Bakmak, Görülmek, Bakış

Görülmek “Ben buradayım ve varım” ı aynalayan bir edim.  Bu yönüyle bakıldığında, başka bir özne tarafından bakılmak ve görülmek psikolojik bir ihtiyaç. Fakat, bu ihtiyacın aşırılıklar barındırdığı durumlar da vardır. Özellikle, bazı kişilik eğilimlerine sahip bireylerin görülmeye dair ihtiyacının daha yoğun olduğunu ve bu yatkınlığın onları, ilişkilerinde daha edilgen ya da bağımlı kılan bir pozisyona soktuğu söylenebilir. Öte yandan, bir başkası için de, ötekinin bakışını üzerinde hissetmek, tehditkar ve sarsıcı etkileri olan bir manaya gelebilir.

Her nasıl olursa olsun, bakışın içe işleyen bir yanı vardır. Öteki tarafından görülmek, kişiyi kendi içine de bakmaya davet eder. Acaba, bende ne/yi gördü?

Bu soru, ötekinin nazarında çıkarımlar yaptırır. Bu nedenledir ki baskın gelen kanı içsel algımızın şekillendirdiği yönde olacaktır. Özünde, bakışın taşıdığı anlamı şekillendiren, O’nun aracılığıyla, Ben’in Ben’de ve Ben’in O’nda ne gördüğünü sandığı üzerine olacaktır. Çünkü ötekinin niyetinden hiç bir zaman tam olarak emin olamayız. Bu ise daha büyük bir muğlaklık yaratır. Bununla baş edebilmek için de boşluk, o güne değin elde edilmiş birikimlerce doldurulur.
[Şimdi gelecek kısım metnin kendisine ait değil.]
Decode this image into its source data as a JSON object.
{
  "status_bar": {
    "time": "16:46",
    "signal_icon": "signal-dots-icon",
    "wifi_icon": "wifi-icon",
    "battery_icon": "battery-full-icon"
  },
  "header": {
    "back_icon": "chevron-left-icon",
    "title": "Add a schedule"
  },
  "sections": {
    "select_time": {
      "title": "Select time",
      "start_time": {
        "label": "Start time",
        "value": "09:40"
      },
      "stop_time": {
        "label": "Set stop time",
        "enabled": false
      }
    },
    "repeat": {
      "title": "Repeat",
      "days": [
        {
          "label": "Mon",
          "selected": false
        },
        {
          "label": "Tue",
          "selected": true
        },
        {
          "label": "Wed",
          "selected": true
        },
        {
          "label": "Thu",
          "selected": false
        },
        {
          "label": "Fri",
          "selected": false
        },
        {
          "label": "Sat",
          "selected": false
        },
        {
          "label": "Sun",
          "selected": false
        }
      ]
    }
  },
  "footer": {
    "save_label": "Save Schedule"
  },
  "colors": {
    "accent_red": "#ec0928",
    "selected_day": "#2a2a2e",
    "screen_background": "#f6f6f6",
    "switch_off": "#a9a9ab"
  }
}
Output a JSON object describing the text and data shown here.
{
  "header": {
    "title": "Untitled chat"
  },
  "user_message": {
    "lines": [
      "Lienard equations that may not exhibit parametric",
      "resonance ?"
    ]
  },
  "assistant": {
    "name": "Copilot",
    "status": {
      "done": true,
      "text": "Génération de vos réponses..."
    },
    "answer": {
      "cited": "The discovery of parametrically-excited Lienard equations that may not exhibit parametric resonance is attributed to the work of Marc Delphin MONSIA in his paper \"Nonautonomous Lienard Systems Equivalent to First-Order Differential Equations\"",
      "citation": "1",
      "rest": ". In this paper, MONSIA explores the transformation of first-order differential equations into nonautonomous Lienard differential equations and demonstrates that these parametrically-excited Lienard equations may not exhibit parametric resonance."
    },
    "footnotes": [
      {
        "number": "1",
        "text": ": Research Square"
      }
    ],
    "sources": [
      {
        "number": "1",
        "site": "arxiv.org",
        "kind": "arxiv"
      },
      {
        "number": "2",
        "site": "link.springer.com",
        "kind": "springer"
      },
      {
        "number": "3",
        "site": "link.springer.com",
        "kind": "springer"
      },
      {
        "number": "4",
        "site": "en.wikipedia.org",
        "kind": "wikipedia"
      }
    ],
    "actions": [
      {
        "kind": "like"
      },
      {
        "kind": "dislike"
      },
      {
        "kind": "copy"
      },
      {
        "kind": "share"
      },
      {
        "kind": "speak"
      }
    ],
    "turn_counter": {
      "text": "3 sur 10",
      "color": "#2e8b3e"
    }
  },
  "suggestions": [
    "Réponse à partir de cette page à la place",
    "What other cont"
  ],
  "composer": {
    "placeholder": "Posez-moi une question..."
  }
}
Bakışlar duyumsama aracılığıyla (dış gerçeklik), iç ruhsal gerçekliğimize temas edip burada işlenir ve sonrasında sevgi dolu, tutkulu, şehvetli, mutlu, kışkırtıcı, tehditkar, öfkeli, üzgün, saldırgan gibi anlamlara bürünür.
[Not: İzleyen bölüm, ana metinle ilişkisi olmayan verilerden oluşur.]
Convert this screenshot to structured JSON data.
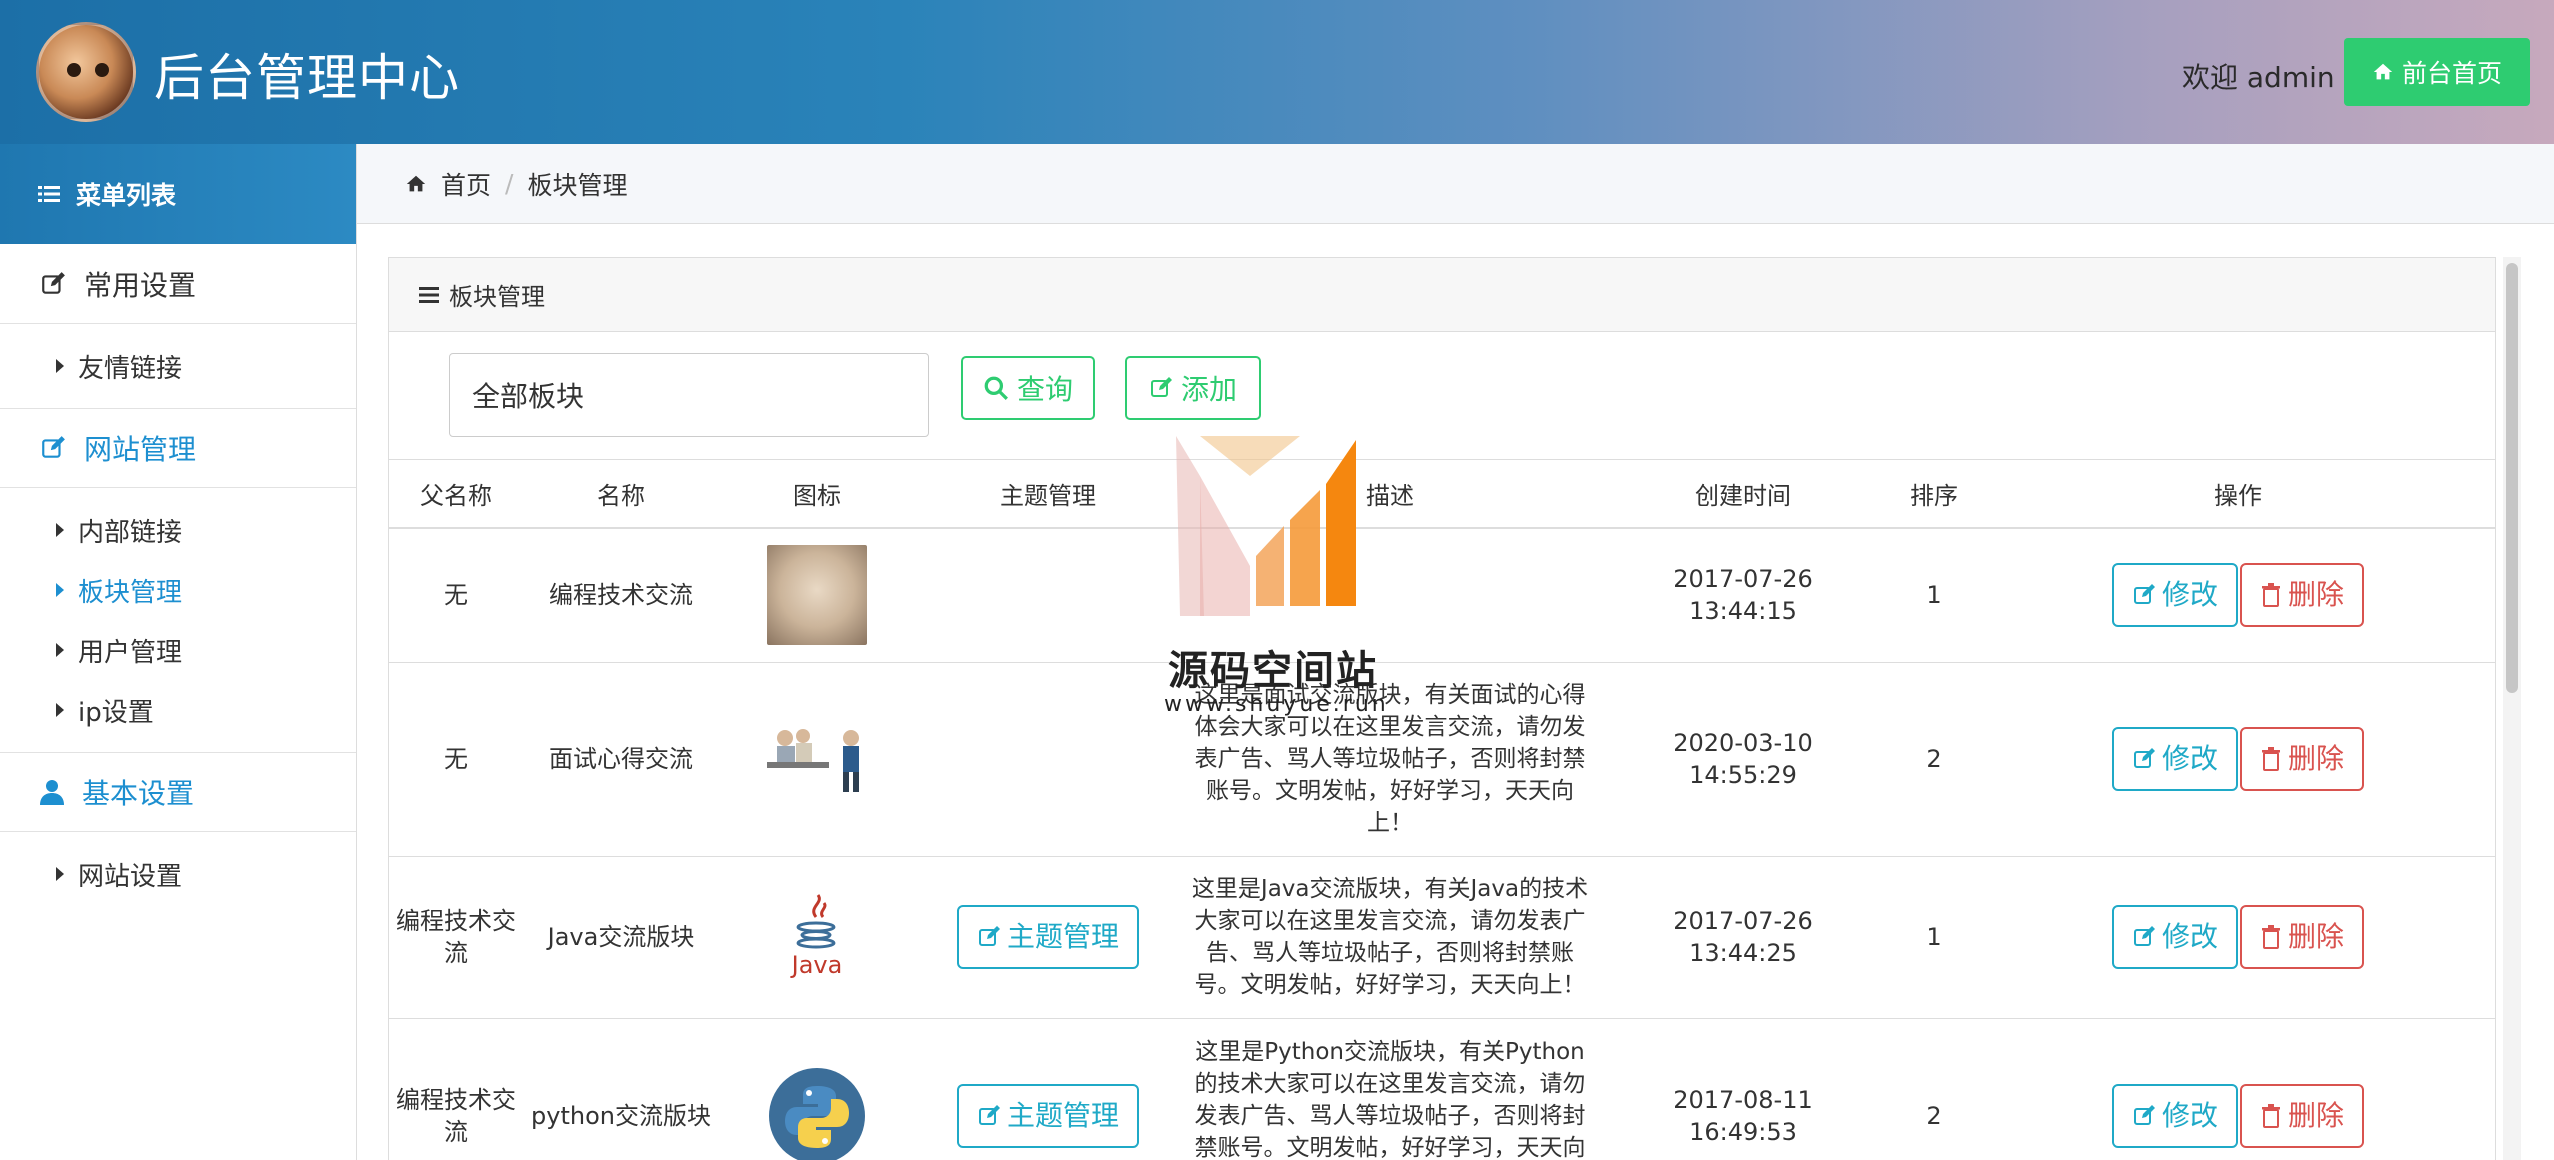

Bu bağlamda bakış, çıktığı yerden vardığı noktaya kadar bükülür ve taşıdığı anlam üstüne değen tarafından yorumlanır. Bir diğer değişle, içerideki yansıtılır.
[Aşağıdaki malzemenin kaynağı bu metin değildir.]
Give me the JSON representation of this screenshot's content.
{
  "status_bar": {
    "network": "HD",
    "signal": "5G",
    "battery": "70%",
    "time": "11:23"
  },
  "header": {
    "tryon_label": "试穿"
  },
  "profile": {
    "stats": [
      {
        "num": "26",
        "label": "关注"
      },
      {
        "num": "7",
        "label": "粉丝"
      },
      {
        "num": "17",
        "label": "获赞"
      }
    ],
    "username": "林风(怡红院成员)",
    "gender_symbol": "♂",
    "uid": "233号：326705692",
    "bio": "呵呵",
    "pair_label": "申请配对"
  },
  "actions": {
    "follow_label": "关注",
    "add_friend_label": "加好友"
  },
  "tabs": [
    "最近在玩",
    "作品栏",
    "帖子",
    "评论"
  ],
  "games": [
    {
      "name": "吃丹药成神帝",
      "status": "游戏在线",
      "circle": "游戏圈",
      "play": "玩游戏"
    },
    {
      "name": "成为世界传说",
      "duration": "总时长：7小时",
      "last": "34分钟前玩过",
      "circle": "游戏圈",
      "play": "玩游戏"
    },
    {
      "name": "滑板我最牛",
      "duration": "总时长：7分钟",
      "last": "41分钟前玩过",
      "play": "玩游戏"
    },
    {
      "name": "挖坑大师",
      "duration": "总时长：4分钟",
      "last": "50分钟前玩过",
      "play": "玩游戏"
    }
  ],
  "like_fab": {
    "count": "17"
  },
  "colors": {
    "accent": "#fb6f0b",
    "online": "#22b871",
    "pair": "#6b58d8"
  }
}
Bir başkası tarafından görülmenin iletebileceği muhtemel narsisistik, besleyici tarafların; beğenilme, ilgi görme, onaylanma, takdir edilme, fark edilme, tanınma gibi çeşitli anlamlar barındırdığı söylenebilir. Bu, hepimizin öz saygısını, yeterlilik ve kendilik algısını özetle, psikolojik iyi oluşuşunu onaran, doyuran ihtiyaçlardır. Ancak, bunlara bağımlı yaşamak öz denetimden yoksun, edilgin bir kimliğe sahip olmak demektir. Görülmek ve tüm bu hislerce sürekli doyurulmayı beklemek bir süre sonra kişiye ait olmadığı bir hayatın içinde sürükleniyormuş hissi verebilir.

Doyurulmamış isteklerin ve arzuların telafisini sağlamaya çalışmak…

Şimdi ve burada olan bedeninin sürekli görülme arzusu, geçmişe hapsolmuş bitmemiş meselelerin kurtarılmasına bilinçsizce hizmet ettiği müddetçe, bu döngü kırılmayacaktır.

Ta ki seçimlerinde ki seçimsizliği idrak edene kadar…

Resmin diğer yüzündeyse görülmenin taşıdığı yıkıcı, kötülük ve zarar verici olan persekütif boyut yer alır. Burada kuşku ve belirsizlikle baş edilemez ve özne dağılma ve parçalanma tehlikesi ile baş başa kalmış hissedebilir. Dünyayı tehlikeli, zarar veren ve korkutucu bir pencereden görmeye eğilimli karakter yapısında olan bireylerin muhtemel çıkarımları da bu yönde olacaktır. İlişkilerin bağıysa kaygı ve korku tonunun baskınlığında kurulacaktır.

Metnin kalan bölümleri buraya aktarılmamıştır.